When the door closed with the faintest of clicks she understood. He might not be able to resist her, but giving in to her didn't feel like a respite from the staggering burdens he shouldered. Giving in to an impulse, giving in to
her
felt like a failure of character, a weakness. She might be his drug, but he hated the addiction as much as he craved the rush.

She loved him.

Being with her was tearing him apart.

*   *   *

He got as far as the top of the spiral staircase before his knees gave way. His palm slipped on the wrought iron banister, nearly pitching him down the stairs before he caught himself and sank down on the landing. The edges of the posts dug into his spine, and he latched onto the pain, welcomed it, braced his foot against the opposite railing and shoved. Hard.

What had he done?
What had he just done?

You just made the worst mistake a man can make.

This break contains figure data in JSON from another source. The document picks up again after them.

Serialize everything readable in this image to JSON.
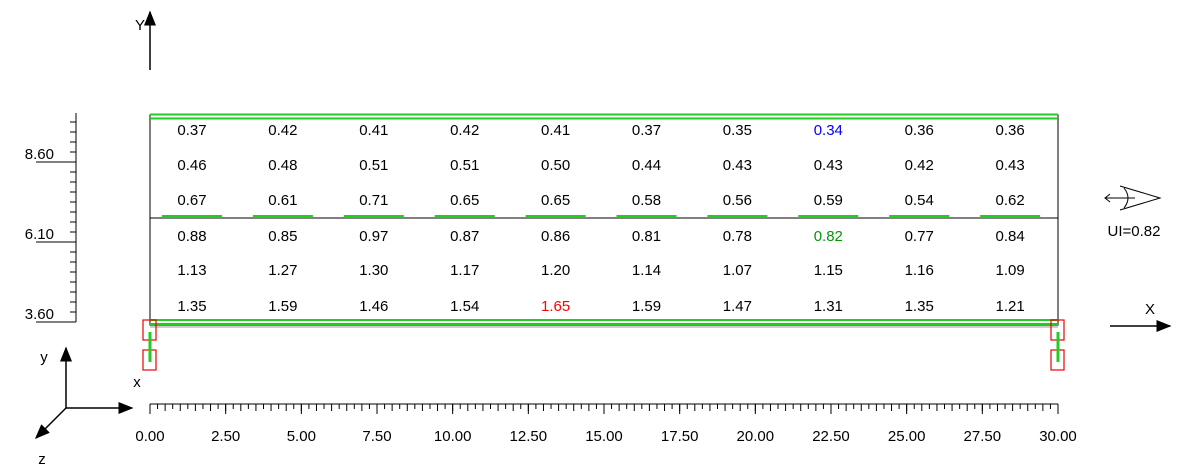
{
  "axis_labels": {
    "Y": "Y",
    "X": "X",
    "y": "y",
    "x": "x",
    "z": "z"
  },
  "utilization": "UI=0.82",
  "grid": {
    "rows": [
      [
        "0.37",
        "0.42",
        "0.41",
        "0.42",
        "0.41",
        "0.37",
        "0.35",
        {
          "text": "0.34",
          "color": "#0000ff"
        },
        "0.36",
        "0.36"
      ],
      [
        "0.46",
        "0.48",
        "0.51",
        "0.51",
        "0.50",
        "0.44",
        "0.43",
        "0.43",
        "0.42",
        "0.43"
      ],
      [
        "0.67",
        "0.61",
        "0.71",
        "0.65",
        "0.65",
        "0.58",
        "0.56",
        "0.59",
        "0.54",
        "0.62"
      ],
      [
        "0.88",
        "0.85",
        "0.97",
        "0.87",
        "0.86",
        "0.81",
        "0.78",
        {
          "text": "0.82",
          "color": "#009900"
        },
        "0.77",
        "0.84"
      ],
      [
        "1.13",
        "1.27",
        "1.30",
        "1.17",
        "1.20",
        "1.14",
        "1.07",
        "1.15",
        "1.16",
        "1.09"
      ],
      [
        "1.35",
        "1.59",
        "1.46",
        "1.54",
        {
          "text": "1.65",
          "color": "#ff0000"
        },
        "1.59",
        "1.47",
        "1.31",
        "1.35",
        "1.21"
      ]
    ]
  },
  "y_ruler": {
    "lim": [
      3.6,
      8.6
    ],
    "ticks": [
      {
        "value": 8.6,
        "label": "8.60"
      },
      {
        "value": 6.1,
        "label": "6.10"
      },
      {
        "value": 3.6,
        "label": "3.60"
      }
    ]
  },
  "x_ruler": {
    "lim": [
      0,
      30
    ],
    "ticks": [
      {
        "value": 0,
        "label": "0.00"
      },
      {
        "value": 2.5,
        "label": "2.50"
      },
      {
        "value": 5,
        "label": "5.00"
      },
      {
        "value": 7.5,
        "label": "7.50"
      },
      {
        "value": 10,
        "label": "10.00"
      },
      {
        "value": 12.5,
        "label": "12.50"
      },
      {
        "value": 15,
        "label": "15.00"
      },
      {
        "value": 17.5,
        "label": "17.50"
      },
      {
        "value": 20,
        "label": "20.00"
      },
      {
        "value": 22.5,
        "label": "22.50"
      },
      {
        "value": 25,
        "label": "25.00"
      },
      {
        "value": 27.5,
        "label": "27.50"
      },
      {
        "value": 30,
        "label": "30.00"
      }
    ]
  }
}
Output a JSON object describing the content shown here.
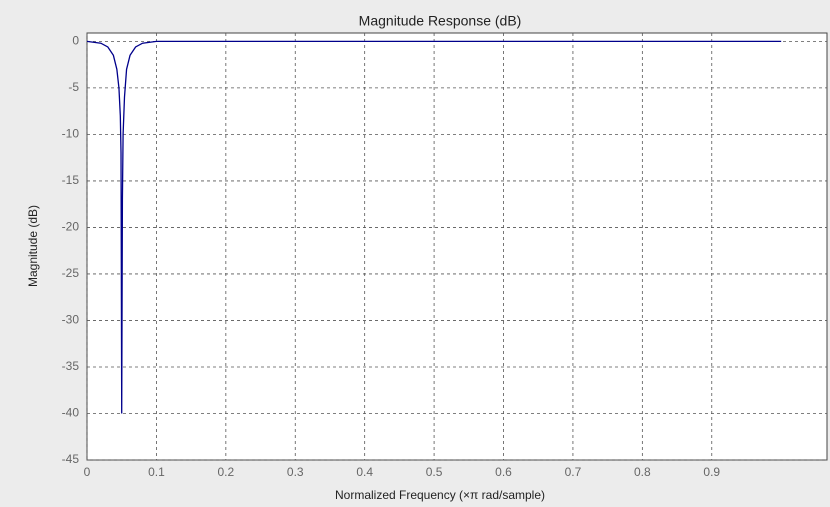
{
  "chart_data": {
    "type": "line",
    "title": "Magnitude Response (dB)",
    "x_label": "Normalized Frequency (×π rad/sample)",
    "y_label": "Magnitude (dB)",
    "x": [
      0,
      0.02,
      0.03,
      0.038,
      0.043,
      0.046,
      0.048,
      0.049,
      0.05,
      0.051,
      0.052,
      0.054,
      0.057,
      0.062,
      0.07,
      0.08,
      0.1,
      1.0
    ],
    "series": [
      {
        "color": "#00008b",
        "values": [
          0,
          -0.2,
          -0.6,
          -1.5,
          -3,
          -5,
          -8,
          -12,
          -40,
          -17,
          -10,
          -6,
          -3,
          -1.5,
          -0.6,
          -0.2,
          0,
          0
        ]
      }
    ],
    "xlim": [
      0,
      1.066
    ],
    "ylim": [
      -45,
      0.9
    ],
    "xticks": [
      0,
      0.1,
      0.2,
      0.3,
      0.4,
      0.5,
      0.6,
      0.7,
      0.8,
      0.9
    ],
    "yticks": [
      0,
      -5,
      -10,
      -15,
      -20,
      -25,
      -30,
      -35,
      -40,
      -45
    ],
    "grid": true
  }
}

Cool air drifted over damp skin, triggering tiny flashpoints of memory—her soft mouth under his; the sharp, exhilarating tang of blood; the visceral, terrifying rush when he embedded himself deep inside her and everything disappeared, he disappeared, in an obliterating wave of infinite black energy. Into Eve.

So that's what it was like to feel.

He must have hurt her. No way he hadn't hurt her. He should go back and apologize. Except his mouth wasn't shaped around “I'm sorry” but rather words he could never speak, never take back.

The air conditioner thunked off, leaving only a ringing silence. No sound from the apartment. No sound from the bar below. Only the rush of breath and blood in his ears and that strange heaving in his chest, like a wild, caged thing gripped his ribs and rammed shoulder to breastbone like the bars of a prison, testing for weaknesses, seeking a way out.

He took a deep breath. Unfisted his hands. Consciously relaxed the muscles in his thigh until the pain grinding into his back eased. Control surfaced, familiar and comforting. He shaped his mind around it, felt the struggling thing inside him recede as iron gray steel reasserted itself under his skin, encasing his muscles and bones. His pulse slowed, and he got to his feet, found his shoulders squaring, his body once again under his command.

He took the first step, then the next. All systems go. She'd be asleep by now. They were both exhausted. Under duress. She needed sleep more than she needed to debrief what just happened. What he'd just done. In the morning he'd apologize for losing control and essentially brutalizing her.